Warga sekolah adalah mahkluk sosial dan mengembangkan kehidupan mereka dalam kontek sosial. Ruang kelas dan lingkungan sekolah akan menghasilkan berbagai macam hubungan sosial seperti; hubungan antar sesama guru, hubungan antara staf dan petugas administrasi, hubungan antara siswa dengan guru, siswa dengan sopir bis dan siswa dengan pelayan cafe. Prinsip - prinsip seperti kepercayaan, keberanian, saling menghargai, kerjasama, kebersamaan atau bahkan ketidakpercayaan, ketakutan, kekuatan, manipulasi dan persaingan yang tidak sehat memiliki pengaruh yang sangat kuat dalam pembentukan karakter siswa di sekolah.
  Celakanya, kadang prinsip - prinsip yang mengatur pembentukan karakter di sekolah tidak ada dalam diri siswa. Siswa dapat dengan mudah dan cepat mempraktekkan nilai - nilai yang mereka peroleh dari lingkungan sekolah dan membentuk perilaku mereka. Contohnya ketrampilan mempertahankan diri justru akan terbentuk dimana siswa yang lebih tua mengganggu siswa yang lebih muda. Manipulasi dan mencontek benar benar dijunjung tinggi dan menjadi perilaku biasa (membudaya) ketika nilai siswa akan dihargai diatas segala galanya.
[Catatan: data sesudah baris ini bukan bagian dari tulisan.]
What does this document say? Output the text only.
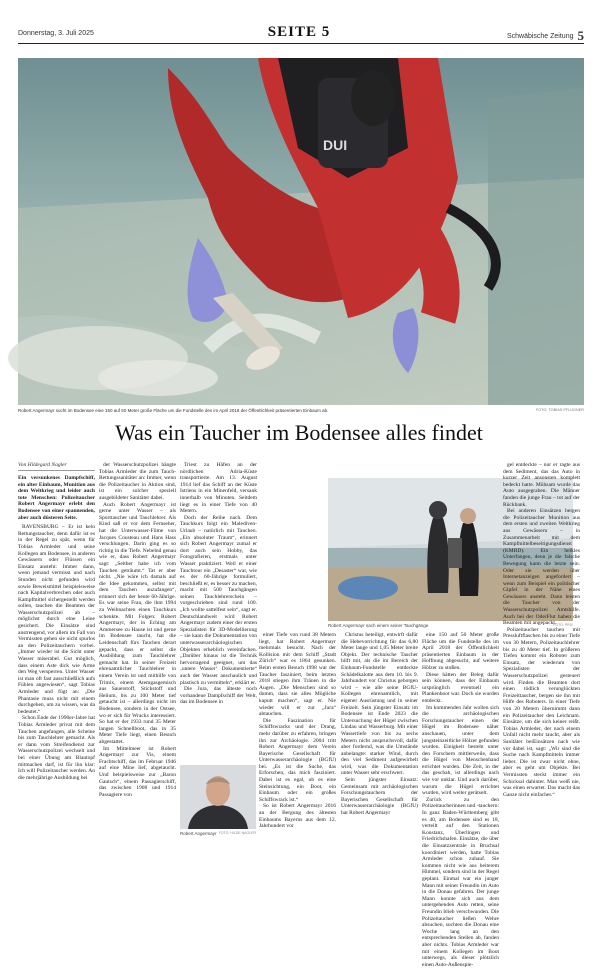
Donnerstag, 3. Juli 2025	SEITE 5	Schwäbische Zeitung 5
DUI
Robert Angermayr sucht im Bodensee eine 150 auf 50 Meter große Fläche um die Fundstelle des im April 2018 der Öffentlichkeit präsentierten Einbaum ab.	FOTO: TOBIAS PFLÜGNER
Was ein Taucher im Bodensee alles findet
Von Hildegard Nagler

Ein versunkenes Dampfschiff, ein alter Einbaum, Munition aus dem Weltkrieg und leider auch tote Menschen: Polizeitaucher Robert Angermayr erlebt den Bodensee von einer spannenden, aber auch düsteren Seite.

RAVENSBURG – Er ist kein Rettungstaucher, denn dafür ist es in der Regel zu spät, wenn für Tobias Armleder und seine Kollegen am Bodensee, in anderen Gewässern oder Flüssen ein Einsatz ansteht: Immer dann, wenn jemand vermisst und nach Stunden nicht gefunden wird sowie Beweismittel beispielsweise nach Kapitalverbrechen oder auch Kampfmittel sichergestellt werden sollen, tauchen die Beamten der Wasserschutzpolizei ab – möglichst durch eine Leine gesichert. Die Einsätze sind anstrengend, vor allem im Fall von Vermissten gehen sie nicht spurlos an den Polizeitauchern vorbei. „Immer wieder ist die Sicht unter Wasser miserabel. Gut möglich, dass einem Aste dick wie Arme den Weg versperren. Unter Wasser ist man oft fast ausschließlich aufs Fühlen angewiesen“, sagt Tobias Armleder und fügt an: „Die Phantasie muss nicht mit einem durchgehen, um zu wissen, was da bedeutet.“

Schon Ende der 1990er-Jahre hat Tobias Armleder privat mit dem Tauchen angefangen, alle Scheine bis zum Tauchlehrer gemacht. Als er dann vom Streifendienst zur Wasserschutzpolizei wechselt und bei einer Übung am Blautopf mitmachen darf, ist für ihn klar: Ich will Polizeitaucher werden. An die mehrjährige Ausbildung bei

der Wasserschutzpolizei hängte Tobias Armleder die zum Tauch-Rettungssanitäter an: Immer, wenn die Polizeitaucher in Aktion sind, ist ein solcher speziell ausgebildeter Sanitäter dabei.

Auch Robert Angermayr ist gerne unter Wasser – als Sporttaucher und Tauchlehrer. Als Kind saß er vor dem Fernseher, hat die Unterwasser-Filme von Jacques Cousteau und Hans Hass verschlungen. Darin ging es so richtig in die Tiefe. Nebelnd genau wie er, dass Robert Angermayr sagt: „Seither habe ich vom Tauchen geträumt.“ Tat er aber nicht. „Nie wäre ich damals auf die Idee gekommen, selbst mit dem Tauchen anzufangen“, erinnert sich der heute 60-Jährige. Es war seine Frau, die ihm 1994 zu Weihnachten einen Tauchkurs schenkte. Mit Folgen: Robert Angermayr, der in Eching am Ammersee zu Hause ist und gerne im Bodensee taucht, hat die Leidenschaft fürs Tauchen derart gepackt, dass er selbst die Ausbildung zum Tauchlehrer gemacht hat. In seiner Freizeit ehrenamtlicher Tauchlehrer in einem Verein ist und mithilfe von Trimix, einem Atemgasgemisch aus Sauerstoff, Stickstoff und Helium, bis zu 100 Meter tief getaucht ist – allerdings nicht im Bodensee, sondern in der Ostsee, wo er sich für Wracks interessiert. So hat er der 1933 rund 35 Meter langen Schnellboot, das in 35 Meter Tiefe liegt, einen Besuch abgestattet.

Im Mittelmeer ist Robert Angermayr zur Vis, einem Frachtschiff, das im Februar 1946 auf eine Mine lief, abgetaucht. Und beispielsweise zur „Baron Gautsch“, einem Passagierschiff, das zwischen 1908 und 1914 Passagiere von

Triest zu Häfen an der nördlichen Adria-Küste transportierte. Am 13. August 1914 lief das Schiff an der Küste Istriens in ein Minenfeld, versank innerhalb von Minuten. Seitdem liegt es in einer Tiefe von 40 Metern.

Doch der Reihe nach. Dem Tauchkurs folgt ein Malediven-Urlaub – natürlich mit Tauchen. „Ein absoluter Traum“, erinnert sich Robert Angermayr zumal er dort auch sein Hobby, das Fotografieren, erstmals unter Wasser praktiziert. Weil er einer Tauchtour ein „Desaster“ war, wie es der 60-Jährige formuliert, beschließt er, es besser zu machen, macht mit 500 Tauchgängen seinen Tauchlehrerschein – vorgeschrieben sind rund 100. „Ich wollte sattelfest sein“, sagt er. Deutschlandweit wird Robert Angermayr zudem einer der ersten Spezialisten für 3D-Modellierung – sie kann die Dokumentation von unterwasserarchäologischen Objekten erheblich vereinfachen. „Darüber hinaus ist die Technik hervorragend geeignet, um das ‚untere Wasser‘ Dokumentierte“ auch der Wasser anschaulich und plastisch zu vermitteln“, erklärt er.

Die Jura, das älteste noch vorhandene Dampfschiff der Welt, das im Bodensee in

Robert Angermayr nach einem seiner Tauchgänge.	FOTO: PRIV

einer Tiefe von rund 38 Metern liegt, hat Robert Angermayr mehrmals besucht. Nach der Kollision mit dem Schiff „Stadt Zürich“ war es 1864 gesunken. Beim ersten Besuch 1998 war der Taucher fasziniert, beim letzten 2018 stiegen ihm Tränen in die Augen. „Die Menschen sind so dumm, dass sie alles Mögliche kaputt machen“, sagt er. Nie wieder will er zur „Jura“ abtauchen.

Die Faszination für Schiffswracks und der Drang, mehr darüber zu erfahren, bringen ihn zur Archäologie. 2004 tritt Robert Angermayr dem Verein Bayerische Gesellschaft für Unterwasserarchäologie (BGfU) bei. „Es ist die Suche, das Erforschen, das mich fasziniert. Dabei ist es egal, ob es eine Steinsichtung, ein Boot, ein Einbaum oder ein großes Schiffswrack ist.“

So ist Robert Angermayr 2016 an der Bergung des ältesten Einbaums Bayerns aus dem 12. Jahrhundert vor

Robert Angermayr FOTO: HILDE NAGLER

Christus beteiligt, entwirft dafür die Hebevorrichtung für das 6,80 Meter lange und 1,05 Meter breite Objekt. Der technische Taucher hilft mit, als die im Bereich der Einbaum-Fundstelle entdeckte Schädelkalotte aus dem 10. bis 9. Jahrhundert vor Christus geborgen wird – wie alle seine BGfU-Kollegen ehrenamtlich, mit eigener Ausrüstung und in seiner Freizeit. Sein jüngster Einsatz im Bodensee ist Ende 2023 die Untersuchung der Hügel zwischen Lindau und Wasserburg. Mit einer Wassertiefe von bis zu sechs Metern nicht anspruchsvoll, dafür aber fordernd, was die Umstände anbelangte: starker Wind, durch den viel Sediment aufgewirbelt wird, was die Dokumentation unter Wasser sehr erschwert.

Sein jüngster Einsatz: Gemeinsam mit archäologischen Forschungstauchern der Bayerischen Gesellschaft für Unterwasserarchäologie (BGfU) hat Robert Angermayr

eine 150 auf 50 Meter große Fläche um die Fundstelle des im April 2018 der Öffentlichkeit präsentierten Einbaum in der Hoffnung abgesucht, auf weitere Hölzer zu stoßen.

Diese hätten der Beleg dafür sein können, dass der Einbaum ursprünglich eventuell ein Plankenboot war. Doch sie wurden entdeckt.

Im kommenden Jahr wollen sich die archäologischen Forschungstaucher einen der Hügel im Bodensee näher anschauen, unter dem jungsteinzeitliche Hölzer gefunden wurden. Einigkeit besteht unter den Forschern mittlerweile, dass die Hügel von Menschenhand errichtet wurden. Die Zeit, in der das geschah, ist allerdings nach wie vor unklar. Und auch darüber, warum die Hügel errichtet wurden, wird weiter gerätselt.

Zurück zu den Polizeitaucherinnen und -tauchern: In ganz Baden-Württemberg gibt es 40, am Bodensee sind es 18, verteilt auf den Stationen Konstanz, Überlingen und Friedrichshafen. Einsätze, die über die Einsatzzentrale in Bruchsal koordiniert werden, hatte Tobias Armleder schon zuhauf. Sie kommen nicht wie aus heiterem Himmel, sondern sind in der Regel geplant. Einmal war ein junger Mann mit seiner Freundin im Auto in die Donau gefahren. Der junge Mann konnte sich aus dem untergehenden Auto retten, seine Freundin blieb verschwunden. Die Polizeitaucher ließen Wehre absuchen, suchten die Donau eine Woche lang an den entsprechenden Stellen ab, fanden aber nichts. Tobias Armleder war mit einem Kollegen im Boot unterwegs, als dieser plötzlich einen Auto-Außenspie-

gel entdeckte – nur er ragte aus dem Sediment, das das Auto in kurzer Zeit ansonsten komplett bedeckt hatte. Mühsam wurde das Auto ausgegraben. Die Männer fanden die junge Frau – tot auf der Rückbank.

Bei anderen Einsätzen bergen die Polizeitaucher Munition aus dem ersten und zweiten Weltkrieg aus Gewässern – in Zusammenarbeit mit dem Kampfmittelbeseitigungsdienst (KMBD). Ein heikles Unterfangen, denn je die falsche Bewegung kann die letzte sein. Oder sie werden über Internetanzeigen angefordert – wenn zum Beispiel ein politischer Gipfel in der Nähe eines Gewässers ansteht. Dann leisten die Taucher von der Wasserschutzpolizei Amtshilfe. Auch bei der OderFlut haben die Beamten mit angepackt.

Polizeitaucher tauchen mit Pressluftflaschen bis zu einer Tiefe von 30 Metern, Polizeitauchlehrer bis zu 40 Meter tief. In größeren Tiefen kommt ein Roboter zum Einsatz, der wiederum von Spezialisten der Wasserschutzpolizei gesteuert wird. Finden die Beamten dort einen tödlich verunglückten Freizeittaucher, bergen sie ihn mit Hilfe des Roboters. In einer Tiefe von 20 Metern übernimmt dann ein Polizeitaucher den Leichnam. Einsätze, um die sich keiner reißt. Tobias Armleder, der nach einem Unfall nicht mehr taucht, aber als Sanitäter beiEinsätzen nach wie vor dabei ist, sagt: „Wir sind die Suche nach Kampfmitteln immer lieber. Die ist zwar nicht ohne, aber es geht um Objekte. Bei Vermissten steckt immer ein Schicksal dahinter. Man weiß nie, was einen erwartet. Das macht das Ganze nicht einfacher.“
Ketika kelulusan UN dianggap paling penting atas segalanya, maka kebiasaan hidup mencapai tujuan dengan menghalalkan segala cara merupakan hidden curricullum yang diinternalisasi dalam kepribadian siswa dan gurunya.  Tidak ada yang bisa diharapkan dalam kondisi tersebut kecuali sekolah tersebut akan kehilangan karakter. Di dalam komunitas sekolah, disamping siswa belajar bagaimana menjadi orang yang bermoral kuat, mereka juga bisa belajar bagaimana memanipulasi sistem, bagaimana hidup dibawah tekanan, bagaimana mengungkapkan keluarga mereka atau bahkan apapun mengenai diri mereka sendiri.
           

d.Mengapa Sekolah menjadi Sumber Karakter Negatif
1.Ketiadaan sharing Visi dan Tujuan
          Ketika visi dan tujuan tidak ditanamkan di sekolah, maka prinsip prinsip yang ada di sekolah untuk membentuk karekater yang ideal hanyalah berupa mantra saja. Ketika saling menghargai sesama sudah tidak lagi menjadi budaya, ketika mencontek sudah menjadi pembiasaan maka tujuan untuk mencapai sekolah yang berkarakter ideal sulit tercapai. Maka penularan visi dan tujuan sekolah, baik itu di dalam proses pengajaran di kelas maupun di luar kelas agar diketahui oleh semua warga sekolah menjadi sangat penting. Visi misi sekolah bukanlah jargon kosong yang hanya jadi pajangan dinding gedung sekolah, tapi lebih dari itu ia adalah mantra yang harus dilafalkan dalam setiap tarikan nafas seluruh warga sekolah.

2.Persaingan tidak Sehat
          Persaingan yang tidak sehat akan dapat memperlemah terbentuknya karakter di sekolah. Ketika siswa terbiasa melihat teman-temannya yang malas tapi nilai ulangannya selalu bagus karena ikut les privat pada guru bidang studinya. Ketika siswa sering melihat gurunya sering adu mulut atau saling menyindir saat mengajar, atau guru yang saling berlomba pamer kekayaan lewat penampilan di sekolah, pada saat itu siswa belajar karakter negatif.  Ketika kemenangan adalah sebuah keharusan dan kekalahan adalah sesuatu yang memalukan maka hal ini akan memperlemah tujuan. Siswa dituntut untuk selalu menang dalam setiap pertandingan dan dilatih agar memiliki sifat egois arogan daripada bekerjasama dan saling menghargai. Pembentukan karakter di sekolah mengenalkan siswa kepada perbaikan diri, comitmen, dan sportif tidak hanya sekedar sukses dan menang.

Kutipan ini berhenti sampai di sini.